An American archeologist believes that two sites in Jordan where he and a colleague have performed excavations may have been the locations of Sodom and Gomorrah of biblical fame.
Walter Rast of Valparaiso University in Indiana told a gathering of biblical scholars here that he believes the remains that he and R. Thomas Schaub of Indiana University of Pennsylvania found in the southeast portion of the Dead Sea were indeed the cities whose names have become synonymous with debauchery.
Plausible historical evidence that Sodom and Gomorrah were actual places was discovered in 1976, when the Italian scholar Giovanni Pettinato said clay tablets found in the previously unknown Kingdom of Ebla, in what is now Syria, list Sodom and Gomorrah.
The two sites excavated by Rast and Schaub are nine miles apart and have the present-day names of Bab edh-Dhra and Numeira. Rast said that archeological evidence from these two sites indicates the cities flourished at "exactly the period of the Ebla tablets."

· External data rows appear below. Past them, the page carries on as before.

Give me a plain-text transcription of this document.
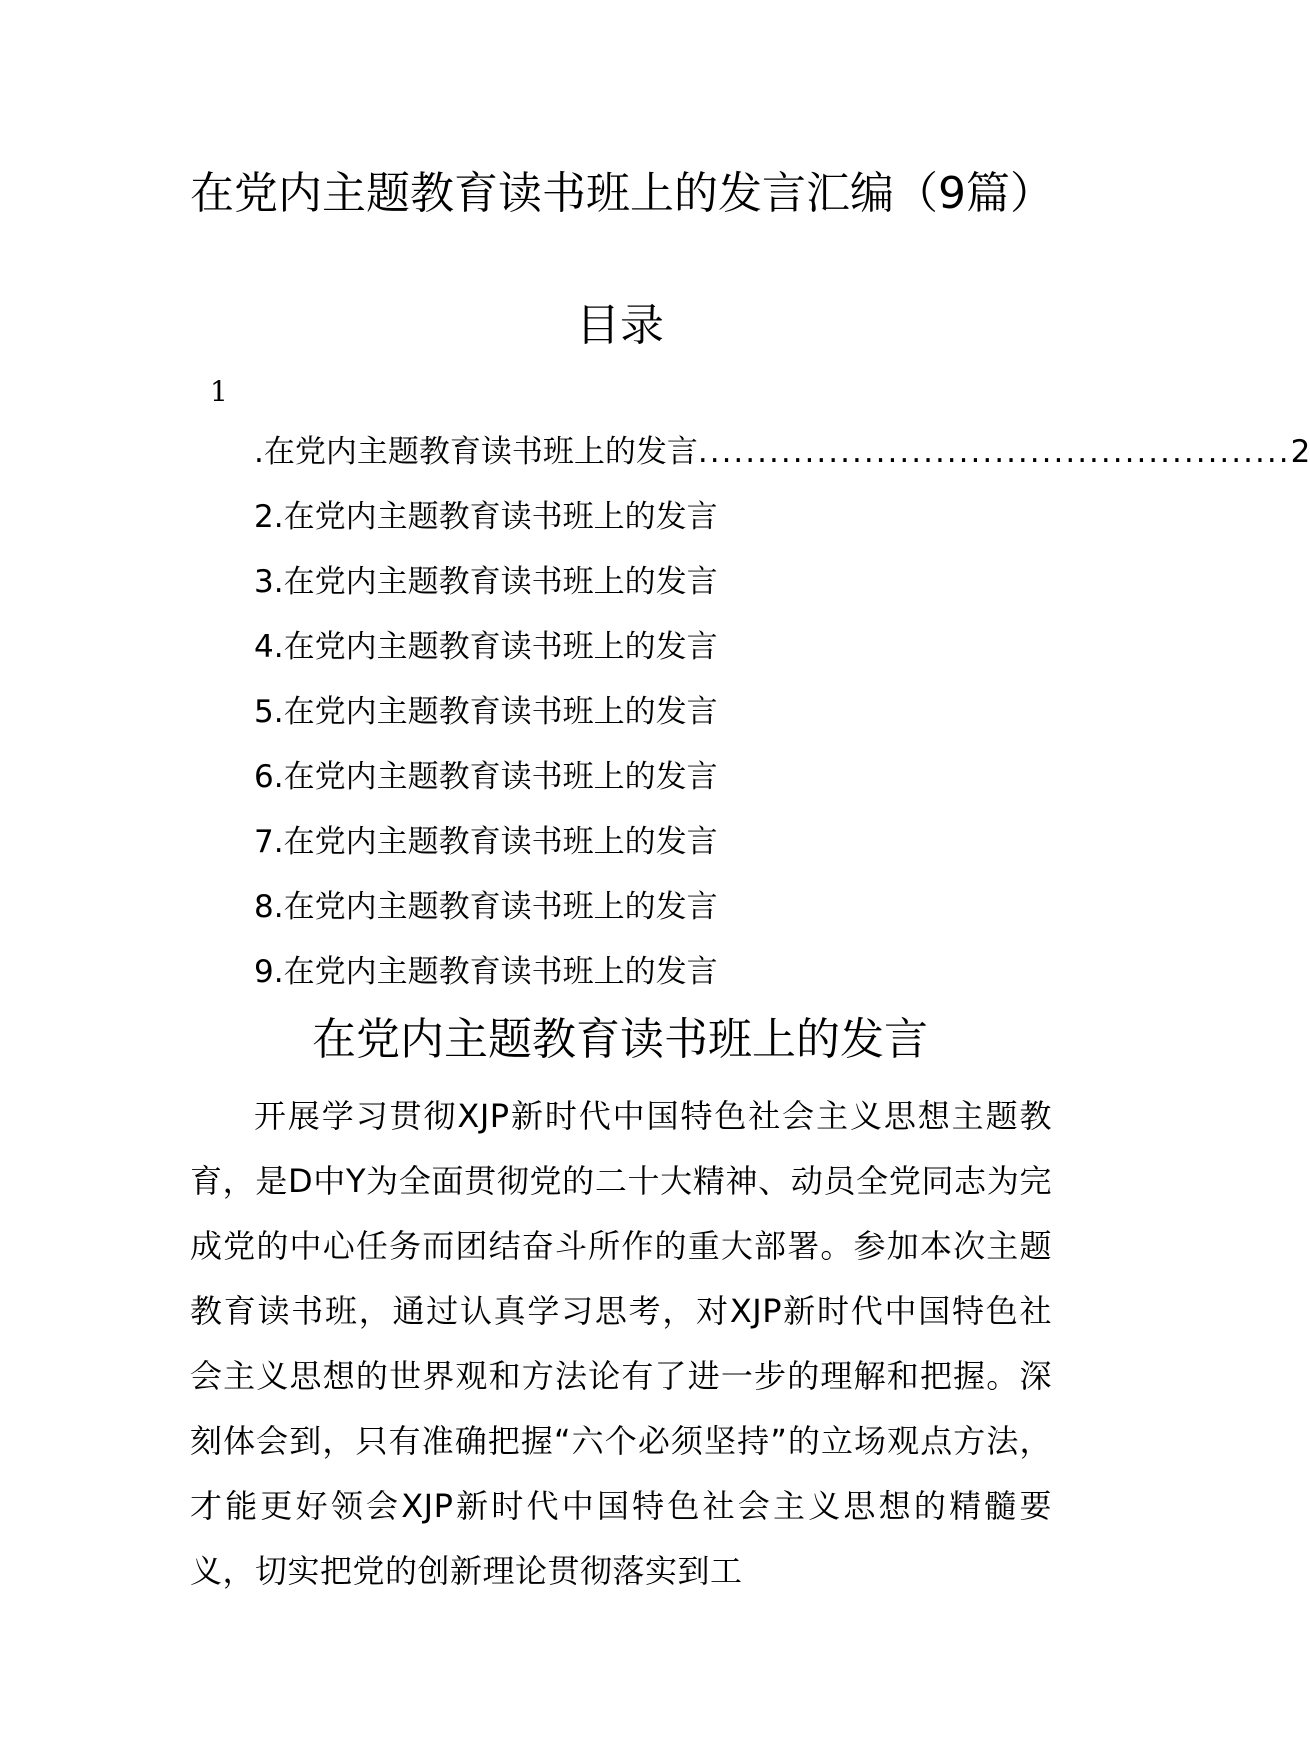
在党内主题教育读书班上的发言汇编（9篇）
目录
1
.在党内主题教育读书班上的发言 .................................................. 2
2.在党内主题教育读书班上的发言
3.在党内主题教育读书班上的发言
4.在党内主题教育读书班上的发言
5.在党内主题教育读书班上的发言
6.在党内主题教育读书班上的发言
7.在党内主题教育读书班上的发言
8.在党内主题教育读书班上的发言
9.在党内主题教育读书班上的发言
在党内主题教育读书班上的发言

开展学习贯彻XJP新时代中国特色社会主义思想主题教育，是D中Y为全面贯彻党的二十大精神、动员全党同志为完成党的中心任务而团结奋斗所作的重大部署。参加本次主题教育读书班，通过认真学习思考，对XJP新时代中国特色社会主义思想的世界观和方法论有了进一步的理解和把握。深刻体会到，只有准确把握“六个必须坚持”的立场观点方法，才能更好领会XJP新时代中国特色社会主义思想的精髓要义，切实把党的创新理论贯彻落实到工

The 19th chapter of Genesis says Sodom and Gomorrah were destroyed by God with "fire and brimstone" for the sins of their citizens. Because it was assumed the sin was homosexuality, that practice acquired the name "sodomy."
Genesis says that Sodom and Gomorrah and three other "Cities of the Plain" were in the area of the Dead Sea. Most archeologists have assumed that if the cities existed, they are now under water at the south end of the sea.
Recently a lowered water level has facilitated a geological study of the area. As a result of this study, Rast, who with his colleague has been digging in Jordan since 1975, believes they could not have existed there.